Anti-government protests have spread across the Middle East and North Africa, with clashes in Bahrain, Libya and Yemen.

Troops in armoured vehicles took control of the Bahraini capital Manama after police firing buckshot and teargas drove out protesters hoping to emulate the demonstrators who toppled veteran leaders in Egypt and Tunisia.

It was the worst violence in the Gulf island kingdom in decades and a sign of how nervous the Saudi-allied Sunni al-Khalifa royal family is.

Three people were killed, 231 were injured and opposition leaders said dozens were detained and about 60 were missing.

Hundreds of Yemenis clashed on a seventh day of protests on the other side of the Arabian peninsula, and in North Africa there were reports of new unrest in Libya.

A "Day of Rage" promoted on social media websites started with little sign of activity in the capital Tripoli, where supporters of Muammar Gaddafi, in power for 42 years, staged a rally in his support.

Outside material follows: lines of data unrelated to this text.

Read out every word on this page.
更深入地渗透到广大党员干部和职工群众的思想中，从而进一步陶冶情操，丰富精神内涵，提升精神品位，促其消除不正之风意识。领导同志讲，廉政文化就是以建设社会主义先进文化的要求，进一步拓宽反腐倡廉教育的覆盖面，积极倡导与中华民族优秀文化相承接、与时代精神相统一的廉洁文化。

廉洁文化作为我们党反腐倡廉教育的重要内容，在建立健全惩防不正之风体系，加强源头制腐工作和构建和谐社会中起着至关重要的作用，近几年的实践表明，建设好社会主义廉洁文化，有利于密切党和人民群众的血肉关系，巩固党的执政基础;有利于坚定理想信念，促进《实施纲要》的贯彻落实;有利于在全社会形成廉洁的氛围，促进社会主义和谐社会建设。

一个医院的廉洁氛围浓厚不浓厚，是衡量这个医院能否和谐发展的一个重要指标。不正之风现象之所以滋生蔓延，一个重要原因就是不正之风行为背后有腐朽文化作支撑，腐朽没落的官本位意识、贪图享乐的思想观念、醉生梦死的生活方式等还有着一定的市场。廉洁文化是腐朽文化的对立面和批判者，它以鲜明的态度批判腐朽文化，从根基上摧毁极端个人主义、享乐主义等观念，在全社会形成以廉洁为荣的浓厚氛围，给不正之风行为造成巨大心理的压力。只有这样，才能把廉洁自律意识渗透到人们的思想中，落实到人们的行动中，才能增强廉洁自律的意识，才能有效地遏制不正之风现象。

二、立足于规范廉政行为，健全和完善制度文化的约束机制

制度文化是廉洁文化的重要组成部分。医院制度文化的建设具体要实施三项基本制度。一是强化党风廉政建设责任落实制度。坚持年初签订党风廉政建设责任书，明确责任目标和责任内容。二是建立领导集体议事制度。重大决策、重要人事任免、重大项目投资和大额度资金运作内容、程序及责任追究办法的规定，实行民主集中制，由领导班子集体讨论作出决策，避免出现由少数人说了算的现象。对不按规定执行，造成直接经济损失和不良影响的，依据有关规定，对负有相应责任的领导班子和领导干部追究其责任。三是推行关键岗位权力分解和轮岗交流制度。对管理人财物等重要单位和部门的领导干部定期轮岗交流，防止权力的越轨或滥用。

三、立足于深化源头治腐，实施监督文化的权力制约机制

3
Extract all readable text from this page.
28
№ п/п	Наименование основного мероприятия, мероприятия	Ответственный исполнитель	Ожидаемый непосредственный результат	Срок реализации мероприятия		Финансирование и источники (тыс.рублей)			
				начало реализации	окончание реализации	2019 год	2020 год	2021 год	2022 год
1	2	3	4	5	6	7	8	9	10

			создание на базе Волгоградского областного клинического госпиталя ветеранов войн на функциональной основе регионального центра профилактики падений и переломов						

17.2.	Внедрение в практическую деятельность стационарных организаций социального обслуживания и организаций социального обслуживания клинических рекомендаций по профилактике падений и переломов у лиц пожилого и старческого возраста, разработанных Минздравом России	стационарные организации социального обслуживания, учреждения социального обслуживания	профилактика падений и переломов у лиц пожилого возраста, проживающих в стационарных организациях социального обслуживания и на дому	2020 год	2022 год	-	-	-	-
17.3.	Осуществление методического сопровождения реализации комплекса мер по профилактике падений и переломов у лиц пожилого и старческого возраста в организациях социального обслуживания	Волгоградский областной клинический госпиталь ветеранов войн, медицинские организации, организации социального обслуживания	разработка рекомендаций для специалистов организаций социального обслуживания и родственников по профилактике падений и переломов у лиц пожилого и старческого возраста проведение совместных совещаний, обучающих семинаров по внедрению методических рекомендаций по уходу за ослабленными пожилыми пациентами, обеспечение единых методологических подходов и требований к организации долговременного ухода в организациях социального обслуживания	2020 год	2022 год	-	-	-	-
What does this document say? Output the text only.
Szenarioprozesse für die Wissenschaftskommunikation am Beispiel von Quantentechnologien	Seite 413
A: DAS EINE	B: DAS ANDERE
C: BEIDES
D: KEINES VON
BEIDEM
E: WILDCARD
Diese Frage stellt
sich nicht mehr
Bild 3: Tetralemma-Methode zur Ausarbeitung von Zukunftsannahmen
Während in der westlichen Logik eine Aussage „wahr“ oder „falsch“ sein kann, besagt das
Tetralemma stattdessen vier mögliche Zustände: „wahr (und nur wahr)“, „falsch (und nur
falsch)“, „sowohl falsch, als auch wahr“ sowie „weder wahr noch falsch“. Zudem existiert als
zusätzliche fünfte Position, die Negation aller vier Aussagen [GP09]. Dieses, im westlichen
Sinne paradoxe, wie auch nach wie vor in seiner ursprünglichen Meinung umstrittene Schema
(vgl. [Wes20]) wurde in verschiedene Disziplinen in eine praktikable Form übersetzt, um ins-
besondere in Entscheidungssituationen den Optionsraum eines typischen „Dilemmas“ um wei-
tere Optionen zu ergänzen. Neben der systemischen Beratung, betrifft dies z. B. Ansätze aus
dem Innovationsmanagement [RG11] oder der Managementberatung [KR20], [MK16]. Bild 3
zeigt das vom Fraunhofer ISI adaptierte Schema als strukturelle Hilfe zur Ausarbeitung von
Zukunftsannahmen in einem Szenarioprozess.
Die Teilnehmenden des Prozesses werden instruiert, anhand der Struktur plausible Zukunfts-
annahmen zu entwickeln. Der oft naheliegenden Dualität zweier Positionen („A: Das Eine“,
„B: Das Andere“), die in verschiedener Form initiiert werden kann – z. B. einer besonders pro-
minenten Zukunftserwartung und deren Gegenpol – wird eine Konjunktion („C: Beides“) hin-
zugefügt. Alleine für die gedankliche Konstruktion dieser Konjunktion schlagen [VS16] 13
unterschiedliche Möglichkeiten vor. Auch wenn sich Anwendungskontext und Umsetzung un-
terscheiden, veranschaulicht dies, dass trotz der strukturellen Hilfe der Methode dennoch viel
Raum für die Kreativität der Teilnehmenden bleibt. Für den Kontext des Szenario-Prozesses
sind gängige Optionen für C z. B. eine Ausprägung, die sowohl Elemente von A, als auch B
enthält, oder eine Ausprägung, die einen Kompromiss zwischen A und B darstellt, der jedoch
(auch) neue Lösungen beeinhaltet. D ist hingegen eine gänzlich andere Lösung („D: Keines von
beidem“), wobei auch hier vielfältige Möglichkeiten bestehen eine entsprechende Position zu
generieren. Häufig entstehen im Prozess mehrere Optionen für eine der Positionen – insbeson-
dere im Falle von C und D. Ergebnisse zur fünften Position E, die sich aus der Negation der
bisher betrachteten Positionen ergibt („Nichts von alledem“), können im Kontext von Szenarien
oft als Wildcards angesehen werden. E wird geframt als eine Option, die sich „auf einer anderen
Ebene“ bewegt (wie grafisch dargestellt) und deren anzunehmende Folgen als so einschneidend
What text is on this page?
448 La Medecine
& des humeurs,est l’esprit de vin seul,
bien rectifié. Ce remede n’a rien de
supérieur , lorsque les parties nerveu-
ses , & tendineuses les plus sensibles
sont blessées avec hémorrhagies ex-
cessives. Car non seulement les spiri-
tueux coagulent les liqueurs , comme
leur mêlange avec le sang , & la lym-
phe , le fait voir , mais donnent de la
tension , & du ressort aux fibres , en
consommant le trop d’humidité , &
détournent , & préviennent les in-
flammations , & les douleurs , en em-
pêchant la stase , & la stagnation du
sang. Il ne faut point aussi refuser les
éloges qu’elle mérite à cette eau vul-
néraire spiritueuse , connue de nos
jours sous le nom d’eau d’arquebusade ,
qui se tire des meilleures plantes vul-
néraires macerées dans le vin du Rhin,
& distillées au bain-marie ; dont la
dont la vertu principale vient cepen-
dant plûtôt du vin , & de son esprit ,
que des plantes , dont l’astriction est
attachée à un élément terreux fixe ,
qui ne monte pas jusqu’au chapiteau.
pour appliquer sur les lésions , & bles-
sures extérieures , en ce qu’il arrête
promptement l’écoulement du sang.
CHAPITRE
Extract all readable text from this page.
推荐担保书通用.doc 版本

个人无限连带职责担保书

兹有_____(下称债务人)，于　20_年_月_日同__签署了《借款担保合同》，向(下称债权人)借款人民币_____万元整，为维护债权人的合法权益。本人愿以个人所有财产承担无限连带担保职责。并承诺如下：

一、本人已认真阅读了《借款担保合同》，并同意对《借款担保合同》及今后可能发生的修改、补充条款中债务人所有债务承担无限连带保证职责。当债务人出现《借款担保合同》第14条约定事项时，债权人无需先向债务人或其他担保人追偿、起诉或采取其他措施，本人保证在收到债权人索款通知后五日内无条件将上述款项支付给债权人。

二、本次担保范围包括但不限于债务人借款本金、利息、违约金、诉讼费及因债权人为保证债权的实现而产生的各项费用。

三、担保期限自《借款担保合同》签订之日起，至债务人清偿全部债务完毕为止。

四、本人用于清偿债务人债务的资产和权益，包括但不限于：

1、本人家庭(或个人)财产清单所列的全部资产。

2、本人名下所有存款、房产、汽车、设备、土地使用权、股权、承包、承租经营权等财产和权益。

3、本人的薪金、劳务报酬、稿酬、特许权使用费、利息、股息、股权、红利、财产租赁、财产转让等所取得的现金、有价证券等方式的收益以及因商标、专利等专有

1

But there were reports of clashes in the nearby town of Al Bayda between government supporters and relatives of two young men killed during a protest a day earlier.

It is now two months to the day on Thursday since a young Tunisian, Mohamed Bouazizi, triggered the wave of protests by setting himself alight outside a government office in Sidi Bouzid. He was venting frustration at poverty, official corruption and police brutality in the country.

Tunisia's ageing strongman Zine al-Abidine Ben Ali fled a month later, followed a week ago by Hosni Mubarak in Egypt. Opposition groups in a dozen or more countries hope hope the Arab world will experience a "domino effect" of the kind that swept communists from power in eastern Europe in 1989.

Leaders from the Gulf to the Atlantic have announced a variety of measures to ease rising food prices and unemployment and to enhance political participation.

The oil-rich United Arab Emirates said on Thursday it would treble the number of people the rulers would choose to vote for members of an advisory body that serves as a form of parliament. But Middle Eastern leaders have also tightened security.

The army in Bahrain, a country of 1.3 million people out of whom 600,000 are native Bahrainis, issued a warning to people to stay away from the centre of the capital and said it would do whatever was needed to maintain security.